A la mode Léo
Jean Claude Blanc
A la mode Léo
Quand la mer se la ramène avec des éclopés
Homme ou chien, c'est pareil, on les regarde sombrer
Sur les pages dorées de la Méditerranée
Personne ne s'en dérange pour aller les sauver
Que de brèves émotions pour ceux qui viennent mourir
Car passent avant tout, nos moindres menus plaisirs
Surtout fermer les yeux, les oreilles en sourdine
Etant des assassins, dépourvus de victimes
Le port de Marseille, trop bouché de sardines
Plaisantes chemises brunes, tachées que de sang caillé
O ma sœur la violence, O ma sœur traitresse
Que de légions d'horreurs que pour toi l'on commet
Tellement tu ensorcelles le cœur de notre jeunesse
Tandis que je cherchais, sous les pavés la plage
Dans le Paris latin, dans le quartier Boul'Miche
Soudain « Taxi Driver », au grisonnant visage
M'est passé sur le corps, dans sa tête un pois chiche
Sur ce monde aboli à coups de vaines colères
Faudrait qu'à ses auteurs, on colle une muselière
Qui ont la religion cousue dessous la peau
Pour nous assujettir à leur ordre nouveau
J'entends par là nos tripes, à la mode de Nice
Servies en hors d'œuvre, aux becs fins terroristes
Justiciers pour leurs dieux, leur doivent ce service
Leur offrir en retour bronzés, huilés touristes
A pas vouloir crever, on meurt d'impuissance
« La science sans conscience, n'étant que ruine de l'âme »

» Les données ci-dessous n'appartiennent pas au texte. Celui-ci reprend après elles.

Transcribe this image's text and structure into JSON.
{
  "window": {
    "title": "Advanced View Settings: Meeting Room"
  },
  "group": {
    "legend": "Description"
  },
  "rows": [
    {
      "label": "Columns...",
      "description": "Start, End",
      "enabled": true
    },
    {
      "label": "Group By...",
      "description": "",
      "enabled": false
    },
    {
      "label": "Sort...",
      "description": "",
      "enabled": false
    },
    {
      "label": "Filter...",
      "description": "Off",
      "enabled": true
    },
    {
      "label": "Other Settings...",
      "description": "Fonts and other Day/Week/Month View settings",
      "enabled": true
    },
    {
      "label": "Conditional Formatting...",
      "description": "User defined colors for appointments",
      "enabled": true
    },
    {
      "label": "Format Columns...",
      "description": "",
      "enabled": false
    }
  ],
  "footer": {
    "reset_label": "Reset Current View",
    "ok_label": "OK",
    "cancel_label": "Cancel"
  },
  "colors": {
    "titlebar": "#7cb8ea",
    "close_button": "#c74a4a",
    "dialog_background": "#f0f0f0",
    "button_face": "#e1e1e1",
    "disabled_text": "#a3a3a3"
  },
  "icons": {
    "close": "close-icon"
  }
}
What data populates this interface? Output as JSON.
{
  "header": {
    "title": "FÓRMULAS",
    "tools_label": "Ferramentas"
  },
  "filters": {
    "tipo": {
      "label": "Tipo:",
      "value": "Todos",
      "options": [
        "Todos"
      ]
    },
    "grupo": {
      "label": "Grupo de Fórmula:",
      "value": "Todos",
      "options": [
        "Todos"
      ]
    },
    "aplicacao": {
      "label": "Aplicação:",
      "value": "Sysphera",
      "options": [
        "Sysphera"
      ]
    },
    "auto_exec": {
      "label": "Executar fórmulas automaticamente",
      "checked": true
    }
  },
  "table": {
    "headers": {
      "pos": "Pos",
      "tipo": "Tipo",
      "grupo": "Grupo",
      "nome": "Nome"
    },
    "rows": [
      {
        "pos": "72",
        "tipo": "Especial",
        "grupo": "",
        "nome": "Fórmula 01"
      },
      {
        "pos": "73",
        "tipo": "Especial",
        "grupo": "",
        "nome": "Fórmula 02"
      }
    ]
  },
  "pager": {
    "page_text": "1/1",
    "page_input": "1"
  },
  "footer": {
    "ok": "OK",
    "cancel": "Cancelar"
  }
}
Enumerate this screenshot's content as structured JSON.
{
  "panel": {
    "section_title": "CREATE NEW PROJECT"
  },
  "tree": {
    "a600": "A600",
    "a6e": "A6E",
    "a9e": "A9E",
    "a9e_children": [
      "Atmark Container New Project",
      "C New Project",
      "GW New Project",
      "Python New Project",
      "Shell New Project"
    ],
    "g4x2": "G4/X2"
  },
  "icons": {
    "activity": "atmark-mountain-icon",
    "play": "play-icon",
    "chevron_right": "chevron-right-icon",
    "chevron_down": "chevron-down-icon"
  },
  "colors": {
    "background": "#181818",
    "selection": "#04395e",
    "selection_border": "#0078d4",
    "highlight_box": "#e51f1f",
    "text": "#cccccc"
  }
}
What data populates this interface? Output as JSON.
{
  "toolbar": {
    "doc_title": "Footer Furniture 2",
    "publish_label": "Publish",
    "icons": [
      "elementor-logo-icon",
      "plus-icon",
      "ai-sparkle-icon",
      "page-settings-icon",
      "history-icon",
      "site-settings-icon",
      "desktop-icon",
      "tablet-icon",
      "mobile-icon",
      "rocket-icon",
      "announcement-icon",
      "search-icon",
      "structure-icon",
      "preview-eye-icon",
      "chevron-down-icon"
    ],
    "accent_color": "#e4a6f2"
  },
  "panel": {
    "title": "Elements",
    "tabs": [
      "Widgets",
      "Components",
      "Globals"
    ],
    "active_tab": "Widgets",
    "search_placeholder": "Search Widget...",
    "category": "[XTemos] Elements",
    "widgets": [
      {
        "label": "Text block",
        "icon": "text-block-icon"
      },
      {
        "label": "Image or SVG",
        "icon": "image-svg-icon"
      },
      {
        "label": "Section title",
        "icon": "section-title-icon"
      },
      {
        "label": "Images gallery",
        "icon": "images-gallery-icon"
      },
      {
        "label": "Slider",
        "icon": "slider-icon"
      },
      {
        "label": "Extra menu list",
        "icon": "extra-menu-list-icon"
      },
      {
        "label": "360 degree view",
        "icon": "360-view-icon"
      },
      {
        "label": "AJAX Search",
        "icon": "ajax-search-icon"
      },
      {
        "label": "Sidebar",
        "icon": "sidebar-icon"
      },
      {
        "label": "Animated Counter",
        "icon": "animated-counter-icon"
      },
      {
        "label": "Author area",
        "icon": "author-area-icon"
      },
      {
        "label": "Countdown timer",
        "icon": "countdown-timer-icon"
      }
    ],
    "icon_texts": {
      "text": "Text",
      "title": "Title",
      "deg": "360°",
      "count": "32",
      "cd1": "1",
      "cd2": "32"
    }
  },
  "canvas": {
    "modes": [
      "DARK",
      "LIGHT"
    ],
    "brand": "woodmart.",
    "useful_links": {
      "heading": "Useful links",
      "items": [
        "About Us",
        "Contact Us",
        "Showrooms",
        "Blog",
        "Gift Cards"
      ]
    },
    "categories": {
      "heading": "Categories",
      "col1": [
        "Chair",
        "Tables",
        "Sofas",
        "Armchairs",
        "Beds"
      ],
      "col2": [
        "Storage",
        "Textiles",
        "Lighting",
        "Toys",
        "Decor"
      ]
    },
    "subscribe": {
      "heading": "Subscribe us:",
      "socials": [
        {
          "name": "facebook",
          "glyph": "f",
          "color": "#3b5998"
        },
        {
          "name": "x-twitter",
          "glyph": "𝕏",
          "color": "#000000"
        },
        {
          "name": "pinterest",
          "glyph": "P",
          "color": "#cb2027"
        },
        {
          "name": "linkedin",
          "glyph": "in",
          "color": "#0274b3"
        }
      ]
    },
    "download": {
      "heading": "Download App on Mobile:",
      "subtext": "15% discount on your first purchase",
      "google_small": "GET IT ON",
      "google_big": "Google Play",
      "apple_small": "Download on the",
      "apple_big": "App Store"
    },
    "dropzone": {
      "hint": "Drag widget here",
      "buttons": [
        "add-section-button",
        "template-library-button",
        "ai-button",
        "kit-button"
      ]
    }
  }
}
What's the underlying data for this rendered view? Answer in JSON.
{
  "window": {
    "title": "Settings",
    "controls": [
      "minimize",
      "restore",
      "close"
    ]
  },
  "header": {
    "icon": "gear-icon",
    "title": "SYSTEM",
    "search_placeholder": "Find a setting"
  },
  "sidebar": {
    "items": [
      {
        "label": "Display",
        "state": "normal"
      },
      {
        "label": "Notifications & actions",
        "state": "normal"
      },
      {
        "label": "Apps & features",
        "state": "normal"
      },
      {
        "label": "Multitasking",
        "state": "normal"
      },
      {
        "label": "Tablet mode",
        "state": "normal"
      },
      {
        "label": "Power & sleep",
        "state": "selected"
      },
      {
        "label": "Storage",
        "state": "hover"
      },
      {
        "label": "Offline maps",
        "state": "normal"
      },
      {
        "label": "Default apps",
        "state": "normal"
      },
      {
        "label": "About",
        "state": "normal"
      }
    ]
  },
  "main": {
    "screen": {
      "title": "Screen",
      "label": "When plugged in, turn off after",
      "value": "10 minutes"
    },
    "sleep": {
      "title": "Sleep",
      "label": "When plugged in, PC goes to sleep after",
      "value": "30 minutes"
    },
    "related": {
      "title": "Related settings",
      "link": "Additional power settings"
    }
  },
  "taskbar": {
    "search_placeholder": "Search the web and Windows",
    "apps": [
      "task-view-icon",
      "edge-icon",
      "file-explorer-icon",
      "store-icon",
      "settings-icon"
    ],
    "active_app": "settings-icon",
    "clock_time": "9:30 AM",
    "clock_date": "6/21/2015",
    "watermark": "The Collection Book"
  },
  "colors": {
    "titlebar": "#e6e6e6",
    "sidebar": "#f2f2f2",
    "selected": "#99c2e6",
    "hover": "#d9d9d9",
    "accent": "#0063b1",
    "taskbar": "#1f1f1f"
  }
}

Pourtant il suffit d'un simple bidon d'essence
Afin gagner le ciel, pas cher le jerrican…
S'agit d'avoir du cran pour se faire exploser
Mais avant de mourir, user d'un cran d'arrêt
Ou n'importe quel ustensile, pourvu que ça fasse de l'effet
Car c'est pas interdit, même pas un péché
C'est même recommandé, pour être béatifié
La violence et l'ennui se tiennent compagnie
Epique la première pour nourrir l'Histoire
Morfondue la deuxième, de trop de nostalgie
L'ensemble réuni, inscrit dans la Mémoire
Mon sens démocratique, me cause des rougeurs
En marge je me tiens de cette maladie
Cancer inguérissable, citoyen-électeur
Vais me faire pendre ailleurs, ma mort, je la choisis
Je sens qu'en moi débarquent, des hordes de libertaires
Qu'armés de drapeaux noirs en face de révolvers
Actualité comblée, technicolor-télé
S'en branlent les voyeurs, d'hémoglobine, grisés
Ainsi on s'offre un verre de haine sur canapé
Dans les salons guindés, aux lustres vénérés
En ces palais conquis aux rencontres câlines
Ministres à boutonnière, conviés aux parties fines
Depuis que je plaide ma cause, aux creux de mes nuits d'angoisses
Rien ne me dévore tant, que mon esprit sans voix
Car les mots pour maudire, me manquent, j'ai la poisse
Abruti pauvre quidam, trop le sens de l'Etat
Alors que certains, pénards sur l'oreiller
Se la jouent à qui perd gagne, du genre « touché-coulé »
Voguent sur l'océan, des rafiots d'émigrés
Qui ne peuvent pas périr, que pions sur l'échiquier
Mon araignée me conseille d'avoir de la pratique
Pour me placer au rang des fourbes politiques
Comme je fous de tout, surtout de cette république
Vais pas me laisser prendre à cette petite musique
Me tourne vers Léo, pour ne pas faire un bide
Trouvère, je me présente, anarchiste lucide
Vous confiant « c'est extra », d'en être initié
Comme Pépée sa guenon, « poètes vos papiers »
Vous passe ses romances, et son intimité
Qui est le plus maudit sur cette Terre tragique
L'artiste visionnaire, qu'en instruit son public
Ou l'imbécile heureux qui va jeter des pierres
Au stade le dimanche, sur ses adversaires
« Madame la misère », cet oiseau de malheur
Sur le Pont Mirabeau, joue les martins pêcheurs
Bouffant pas gros poissons, que de maigres chômeurs
Ces albatros sans ailes, au salaire de la peur
Toi qui dors désormais, du sommeil des justes
Comme toi sur les poseurs, je tape comme une brute
« Chanson du Mal Aimé » qui tombe à point nommé
En me marrant « ils ont voté, et puis après »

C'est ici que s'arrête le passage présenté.